New York-born John Williams is the more recognisable household name than Philip Glass but that may stem from the former’s staggering output for Hollywood’s film studios. The NCH concert celebrated the composer’s 90th birthday last month.
The anniversary medley came through a selection from the prodigious expanse of Mr Williams’ film scores, although the breadth of his compositional output extends well beyond the movie sphere. Under compatriot and highly sympathetic conductor Richard Kaufman, the programme played to two ‘sold out’ houses.
The other concert brought two substantial symphonies by Philip Glass, born in Baltimore in 1937. These were conducted with penetrating control by our own David Brophy, and like the later John Williams’ extravaganza, showed the NSO in particularly fine fettle.
Mr Glass waited some time before venturing into the symphonic arena with his First Symphony, subtitled Low, dating from 1992, and his Fourth, having the title Heroes, written four years later. Both are connected through what might be considered an unlikely source – albums, dating back to the 1970s, by English singer-songwriter of Irish extraction David Bowie (1947-2016), and his occasional multi-talented collaborator Brian Eno (b 1948).
Mr Glass referred to his six-movement Fourth Symphony as “a symphonic ballet – a transformation of the original [Bowie] themes combined with new material of my own and presented in a new dramatic form”. The original recognition of its ballet potential came from American choreographer Twyla Tharp with whom Glass had already worked on the theatrical piece In the Upper Room for her dance company in 1986.
I found both symphonies richly satisfying and David Brophy is to be congratulated in bringing them to us in such exhilarating performances from the NSO. Interestingly Ms Glass’ Symphony No. 12 Lodger of 2018 also has its roots in another David Bowie album, which, with Low and Heroes, forms Bowie’s Berlin Trilogy.
If one is looking for a connection between Messrs Glass and Williams then maybe it is to be found in Summon the Heroes – John Williams’ salute to the opening spectacle of the 1996 Olympic Games in Atlanta.
The offerings from Mr Williams at the NCH can be described as belonging to the genre of late- or neo-romanticism.

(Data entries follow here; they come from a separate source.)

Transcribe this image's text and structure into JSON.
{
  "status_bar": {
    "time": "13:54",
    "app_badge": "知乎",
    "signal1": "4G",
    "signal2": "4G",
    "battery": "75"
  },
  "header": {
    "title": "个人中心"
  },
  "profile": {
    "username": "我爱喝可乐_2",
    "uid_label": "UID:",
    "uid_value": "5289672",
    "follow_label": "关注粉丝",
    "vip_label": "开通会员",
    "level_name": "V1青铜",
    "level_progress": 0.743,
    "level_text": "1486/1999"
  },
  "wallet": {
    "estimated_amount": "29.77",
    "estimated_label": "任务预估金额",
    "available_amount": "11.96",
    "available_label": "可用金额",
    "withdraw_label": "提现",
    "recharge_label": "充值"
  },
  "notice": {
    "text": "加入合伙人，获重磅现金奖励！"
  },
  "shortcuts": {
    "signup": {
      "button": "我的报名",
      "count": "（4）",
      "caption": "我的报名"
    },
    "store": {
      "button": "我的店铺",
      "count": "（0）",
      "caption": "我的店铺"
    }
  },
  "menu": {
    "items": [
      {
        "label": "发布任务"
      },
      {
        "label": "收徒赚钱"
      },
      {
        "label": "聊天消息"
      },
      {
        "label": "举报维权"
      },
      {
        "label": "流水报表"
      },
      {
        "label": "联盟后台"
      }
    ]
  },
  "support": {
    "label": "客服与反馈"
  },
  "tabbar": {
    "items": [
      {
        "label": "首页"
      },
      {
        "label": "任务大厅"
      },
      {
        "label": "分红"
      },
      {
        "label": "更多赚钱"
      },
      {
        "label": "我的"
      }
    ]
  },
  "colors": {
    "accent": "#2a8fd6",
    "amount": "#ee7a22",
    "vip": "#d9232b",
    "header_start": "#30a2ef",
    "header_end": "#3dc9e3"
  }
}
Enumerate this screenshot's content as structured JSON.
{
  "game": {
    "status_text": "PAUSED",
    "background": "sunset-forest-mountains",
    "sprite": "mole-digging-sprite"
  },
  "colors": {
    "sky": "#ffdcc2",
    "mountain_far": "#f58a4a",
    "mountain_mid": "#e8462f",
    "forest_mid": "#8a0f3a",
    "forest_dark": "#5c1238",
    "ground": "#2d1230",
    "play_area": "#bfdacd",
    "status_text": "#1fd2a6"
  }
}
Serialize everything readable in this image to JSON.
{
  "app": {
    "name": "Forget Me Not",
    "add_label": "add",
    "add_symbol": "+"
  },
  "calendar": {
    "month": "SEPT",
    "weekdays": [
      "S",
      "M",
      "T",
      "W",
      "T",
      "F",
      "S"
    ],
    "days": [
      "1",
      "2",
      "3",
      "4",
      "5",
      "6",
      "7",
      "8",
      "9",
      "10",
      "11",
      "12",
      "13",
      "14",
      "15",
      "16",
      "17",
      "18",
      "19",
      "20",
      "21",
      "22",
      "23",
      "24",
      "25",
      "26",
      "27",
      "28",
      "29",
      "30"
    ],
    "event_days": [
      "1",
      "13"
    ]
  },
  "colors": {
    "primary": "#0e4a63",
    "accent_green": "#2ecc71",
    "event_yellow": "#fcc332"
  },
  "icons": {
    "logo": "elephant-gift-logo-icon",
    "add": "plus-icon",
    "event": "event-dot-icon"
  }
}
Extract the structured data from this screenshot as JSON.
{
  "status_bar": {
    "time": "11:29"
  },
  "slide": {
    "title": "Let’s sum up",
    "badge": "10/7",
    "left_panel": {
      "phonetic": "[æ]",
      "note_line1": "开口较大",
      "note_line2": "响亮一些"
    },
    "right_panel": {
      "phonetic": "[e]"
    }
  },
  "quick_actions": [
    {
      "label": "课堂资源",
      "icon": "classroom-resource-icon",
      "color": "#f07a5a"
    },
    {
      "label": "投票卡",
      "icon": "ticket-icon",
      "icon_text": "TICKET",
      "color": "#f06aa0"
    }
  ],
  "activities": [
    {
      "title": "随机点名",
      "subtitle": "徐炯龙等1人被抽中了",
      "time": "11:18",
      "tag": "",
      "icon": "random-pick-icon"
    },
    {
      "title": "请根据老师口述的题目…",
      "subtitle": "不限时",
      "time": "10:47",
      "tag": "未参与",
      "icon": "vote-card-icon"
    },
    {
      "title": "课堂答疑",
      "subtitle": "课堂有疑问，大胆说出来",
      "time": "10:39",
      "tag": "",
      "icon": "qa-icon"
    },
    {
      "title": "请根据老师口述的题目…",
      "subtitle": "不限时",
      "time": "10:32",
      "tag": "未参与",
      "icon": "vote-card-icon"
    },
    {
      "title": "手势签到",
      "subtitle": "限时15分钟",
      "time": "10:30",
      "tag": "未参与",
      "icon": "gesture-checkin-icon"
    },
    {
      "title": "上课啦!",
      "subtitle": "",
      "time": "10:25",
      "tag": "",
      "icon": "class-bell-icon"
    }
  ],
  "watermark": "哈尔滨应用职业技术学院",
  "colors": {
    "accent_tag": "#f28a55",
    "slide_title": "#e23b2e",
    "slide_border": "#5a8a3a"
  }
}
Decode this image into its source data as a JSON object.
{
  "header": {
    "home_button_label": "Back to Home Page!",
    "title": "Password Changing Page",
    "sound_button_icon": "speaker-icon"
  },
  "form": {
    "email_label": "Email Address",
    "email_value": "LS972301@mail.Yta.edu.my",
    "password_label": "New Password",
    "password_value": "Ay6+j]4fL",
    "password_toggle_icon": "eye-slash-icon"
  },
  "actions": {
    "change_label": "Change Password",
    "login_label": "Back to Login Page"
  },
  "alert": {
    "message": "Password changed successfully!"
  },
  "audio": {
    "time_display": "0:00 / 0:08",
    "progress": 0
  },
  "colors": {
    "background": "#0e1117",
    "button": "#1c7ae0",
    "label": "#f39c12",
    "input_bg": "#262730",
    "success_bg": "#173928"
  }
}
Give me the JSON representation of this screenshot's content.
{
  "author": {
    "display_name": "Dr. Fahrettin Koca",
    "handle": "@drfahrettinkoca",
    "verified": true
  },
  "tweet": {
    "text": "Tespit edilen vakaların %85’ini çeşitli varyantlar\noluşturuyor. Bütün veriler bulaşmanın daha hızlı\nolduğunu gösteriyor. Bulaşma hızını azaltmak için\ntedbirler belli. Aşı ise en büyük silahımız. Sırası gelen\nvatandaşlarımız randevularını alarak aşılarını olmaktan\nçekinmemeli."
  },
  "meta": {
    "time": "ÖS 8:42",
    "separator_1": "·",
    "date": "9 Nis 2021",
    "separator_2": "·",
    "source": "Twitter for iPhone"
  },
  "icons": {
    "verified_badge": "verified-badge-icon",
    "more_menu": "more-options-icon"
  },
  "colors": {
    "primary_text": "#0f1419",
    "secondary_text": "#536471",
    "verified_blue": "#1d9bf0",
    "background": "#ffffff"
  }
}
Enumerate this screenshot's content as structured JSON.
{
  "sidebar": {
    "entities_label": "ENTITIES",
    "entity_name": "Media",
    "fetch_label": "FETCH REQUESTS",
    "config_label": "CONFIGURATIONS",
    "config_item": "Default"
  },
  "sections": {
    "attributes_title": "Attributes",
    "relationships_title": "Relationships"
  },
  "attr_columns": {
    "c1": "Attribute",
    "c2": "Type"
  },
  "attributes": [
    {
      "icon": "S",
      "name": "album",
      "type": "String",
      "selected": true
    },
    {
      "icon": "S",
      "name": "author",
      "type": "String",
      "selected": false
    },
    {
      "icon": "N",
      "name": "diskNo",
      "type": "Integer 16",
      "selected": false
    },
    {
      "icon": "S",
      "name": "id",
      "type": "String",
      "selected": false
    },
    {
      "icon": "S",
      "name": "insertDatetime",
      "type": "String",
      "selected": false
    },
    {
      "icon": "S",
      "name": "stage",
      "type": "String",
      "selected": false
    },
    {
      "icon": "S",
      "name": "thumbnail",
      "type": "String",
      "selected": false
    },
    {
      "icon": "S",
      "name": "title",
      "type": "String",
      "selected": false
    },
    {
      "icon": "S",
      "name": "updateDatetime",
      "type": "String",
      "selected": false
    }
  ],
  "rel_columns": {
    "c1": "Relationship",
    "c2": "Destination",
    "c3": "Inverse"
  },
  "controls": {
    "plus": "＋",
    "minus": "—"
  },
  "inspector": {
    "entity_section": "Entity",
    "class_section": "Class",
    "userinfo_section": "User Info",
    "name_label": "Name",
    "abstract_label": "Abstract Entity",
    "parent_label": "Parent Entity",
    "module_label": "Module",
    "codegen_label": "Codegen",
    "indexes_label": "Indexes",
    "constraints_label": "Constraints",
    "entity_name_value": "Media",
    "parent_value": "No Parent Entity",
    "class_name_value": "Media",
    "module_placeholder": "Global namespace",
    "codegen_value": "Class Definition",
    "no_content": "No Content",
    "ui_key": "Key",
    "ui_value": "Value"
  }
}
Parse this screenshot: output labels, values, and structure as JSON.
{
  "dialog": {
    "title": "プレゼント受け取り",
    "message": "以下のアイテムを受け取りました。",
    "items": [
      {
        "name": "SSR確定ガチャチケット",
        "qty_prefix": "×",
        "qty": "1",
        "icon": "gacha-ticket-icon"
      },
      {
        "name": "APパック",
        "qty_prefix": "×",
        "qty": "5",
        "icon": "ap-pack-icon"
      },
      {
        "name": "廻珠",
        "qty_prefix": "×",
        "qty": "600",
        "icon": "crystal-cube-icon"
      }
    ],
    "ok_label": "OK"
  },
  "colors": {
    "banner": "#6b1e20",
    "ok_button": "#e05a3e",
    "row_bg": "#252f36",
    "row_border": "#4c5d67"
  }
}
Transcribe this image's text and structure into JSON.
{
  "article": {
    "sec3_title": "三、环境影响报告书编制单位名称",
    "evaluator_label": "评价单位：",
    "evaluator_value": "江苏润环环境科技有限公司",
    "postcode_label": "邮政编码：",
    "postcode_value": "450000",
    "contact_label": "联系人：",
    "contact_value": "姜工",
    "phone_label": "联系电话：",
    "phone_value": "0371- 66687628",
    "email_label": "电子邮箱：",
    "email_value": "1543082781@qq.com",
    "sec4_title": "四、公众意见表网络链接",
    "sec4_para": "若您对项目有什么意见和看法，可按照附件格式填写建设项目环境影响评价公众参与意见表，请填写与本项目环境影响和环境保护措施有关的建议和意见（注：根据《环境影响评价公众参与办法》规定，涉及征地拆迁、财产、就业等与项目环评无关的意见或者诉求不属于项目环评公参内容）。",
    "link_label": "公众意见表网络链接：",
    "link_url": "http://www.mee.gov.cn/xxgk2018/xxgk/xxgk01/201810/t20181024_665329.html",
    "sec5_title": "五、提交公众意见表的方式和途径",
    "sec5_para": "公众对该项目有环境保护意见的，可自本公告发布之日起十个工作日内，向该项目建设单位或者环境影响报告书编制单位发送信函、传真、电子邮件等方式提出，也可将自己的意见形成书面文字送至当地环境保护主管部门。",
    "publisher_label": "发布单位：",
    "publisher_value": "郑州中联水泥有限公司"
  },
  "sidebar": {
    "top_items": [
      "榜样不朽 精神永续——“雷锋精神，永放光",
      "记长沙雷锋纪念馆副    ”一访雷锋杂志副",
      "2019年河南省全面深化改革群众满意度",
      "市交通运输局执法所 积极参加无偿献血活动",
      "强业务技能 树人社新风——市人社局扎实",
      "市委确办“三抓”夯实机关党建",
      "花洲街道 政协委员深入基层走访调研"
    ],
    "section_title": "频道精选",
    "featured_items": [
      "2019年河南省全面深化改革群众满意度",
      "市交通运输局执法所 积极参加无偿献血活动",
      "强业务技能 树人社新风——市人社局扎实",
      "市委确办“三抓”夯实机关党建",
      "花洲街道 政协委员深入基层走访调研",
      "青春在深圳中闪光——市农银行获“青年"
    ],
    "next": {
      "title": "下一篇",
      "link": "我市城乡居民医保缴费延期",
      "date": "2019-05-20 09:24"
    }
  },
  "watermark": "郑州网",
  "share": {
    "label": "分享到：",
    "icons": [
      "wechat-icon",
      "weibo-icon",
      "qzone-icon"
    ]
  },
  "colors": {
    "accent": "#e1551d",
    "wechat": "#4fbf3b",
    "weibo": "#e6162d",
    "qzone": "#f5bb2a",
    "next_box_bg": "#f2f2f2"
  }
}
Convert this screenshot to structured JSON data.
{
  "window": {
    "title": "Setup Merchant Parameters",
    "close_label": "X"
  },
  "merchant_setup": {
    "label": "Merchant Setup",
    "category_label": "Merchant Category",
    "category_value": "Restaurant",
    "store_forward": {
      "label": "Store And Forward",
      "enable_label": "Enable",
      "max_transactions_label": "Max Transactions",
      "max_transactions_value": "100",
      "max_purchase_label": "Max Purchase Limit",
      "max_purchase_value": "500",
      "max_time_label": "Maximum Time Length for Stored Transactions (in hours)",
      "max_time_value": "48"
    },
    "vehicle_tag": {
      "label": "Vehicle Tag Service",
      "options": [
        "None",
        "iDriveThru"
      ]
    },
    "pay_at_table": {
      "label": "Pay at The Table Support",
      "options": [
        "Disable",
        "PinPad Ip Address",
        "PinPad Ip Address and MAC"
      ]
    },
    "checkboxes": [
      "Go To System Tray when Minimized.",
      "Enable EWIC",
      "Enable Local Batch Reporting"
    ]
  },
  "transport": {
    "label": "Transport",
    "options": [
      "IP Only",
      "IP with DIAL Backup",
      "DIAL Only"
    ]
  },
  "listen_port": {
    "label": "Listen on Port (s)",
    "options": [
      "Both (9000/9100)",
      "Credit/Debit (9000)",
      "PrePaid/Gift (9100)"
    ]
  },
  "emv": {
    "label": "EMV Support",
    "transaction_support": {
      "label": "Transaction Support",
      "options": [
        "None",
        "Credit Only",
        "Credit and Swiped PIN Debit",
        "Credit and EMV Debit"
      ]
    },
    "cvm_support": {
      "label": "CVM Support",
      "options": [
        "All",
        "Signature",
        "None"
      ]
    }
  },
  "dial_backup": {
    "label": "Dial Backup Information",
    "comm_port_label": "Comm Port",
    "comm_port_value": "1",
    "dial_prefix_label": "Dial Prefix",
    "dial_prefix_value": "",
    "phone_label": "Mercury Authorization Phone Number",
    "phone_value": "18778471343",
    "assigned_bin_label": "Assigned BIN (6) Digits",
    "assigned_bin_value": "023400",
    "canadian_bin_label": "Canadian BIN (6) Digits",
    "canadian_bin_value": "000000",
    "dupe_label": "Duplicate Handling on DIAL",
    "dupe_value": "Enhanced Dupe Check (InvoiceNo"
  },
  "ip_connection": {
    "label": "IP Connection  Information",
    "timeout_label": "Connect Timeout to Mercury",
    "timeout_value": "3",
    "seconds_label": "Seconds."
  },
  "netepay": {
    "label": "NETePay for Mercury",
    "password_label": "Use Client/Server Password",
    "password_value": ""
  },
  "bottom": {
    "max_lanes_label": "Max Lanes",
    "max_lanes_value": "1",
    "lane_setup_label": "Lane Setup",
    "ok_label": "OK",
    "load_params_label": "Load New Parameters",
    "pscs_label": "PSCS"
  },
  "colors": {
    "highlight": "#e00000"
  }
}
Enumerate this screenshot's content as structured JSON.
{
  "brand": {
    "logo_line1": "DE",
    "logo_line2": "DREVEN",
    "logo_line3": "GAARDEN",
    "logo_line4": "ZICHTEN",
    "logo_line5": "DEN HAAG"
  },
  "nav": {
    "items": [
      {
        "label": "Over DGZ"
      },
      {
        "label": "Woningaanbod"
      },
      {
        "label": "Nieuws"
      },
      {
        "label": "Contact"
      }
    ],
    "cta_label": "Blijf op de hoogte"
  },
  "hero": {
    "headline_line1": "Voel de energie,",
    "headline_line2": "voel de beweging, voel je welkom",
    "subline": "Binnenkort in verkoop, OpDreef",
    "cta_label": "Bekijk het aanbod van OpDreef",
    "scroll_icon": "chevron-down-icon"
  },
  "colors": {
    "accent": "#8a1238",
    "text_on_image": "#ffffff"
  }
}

Often luscious in its orchestrations, the music moves between the distinctly lyrical and the boldly confident.
I particularly liked Mr Williams’ mellifluous Memoirs of a Geisha, beautifully expressed by NSO principal flautist Caitríona Ryan, and the contrasting brilliance of his Superman March. However, there were times when I felt there was an over-similarity in the chosen content but then that is a charge that could well be laid against a retrospective of many a respected artist, writer or composer.
Intrepid conductor Richard Kaufmann also introduced the music succinctly with a number of personal anecdotes thrown in for good measure. The audience reacted with a standing ovation for him, the NSO’s interpretative intensity and, of course, the music.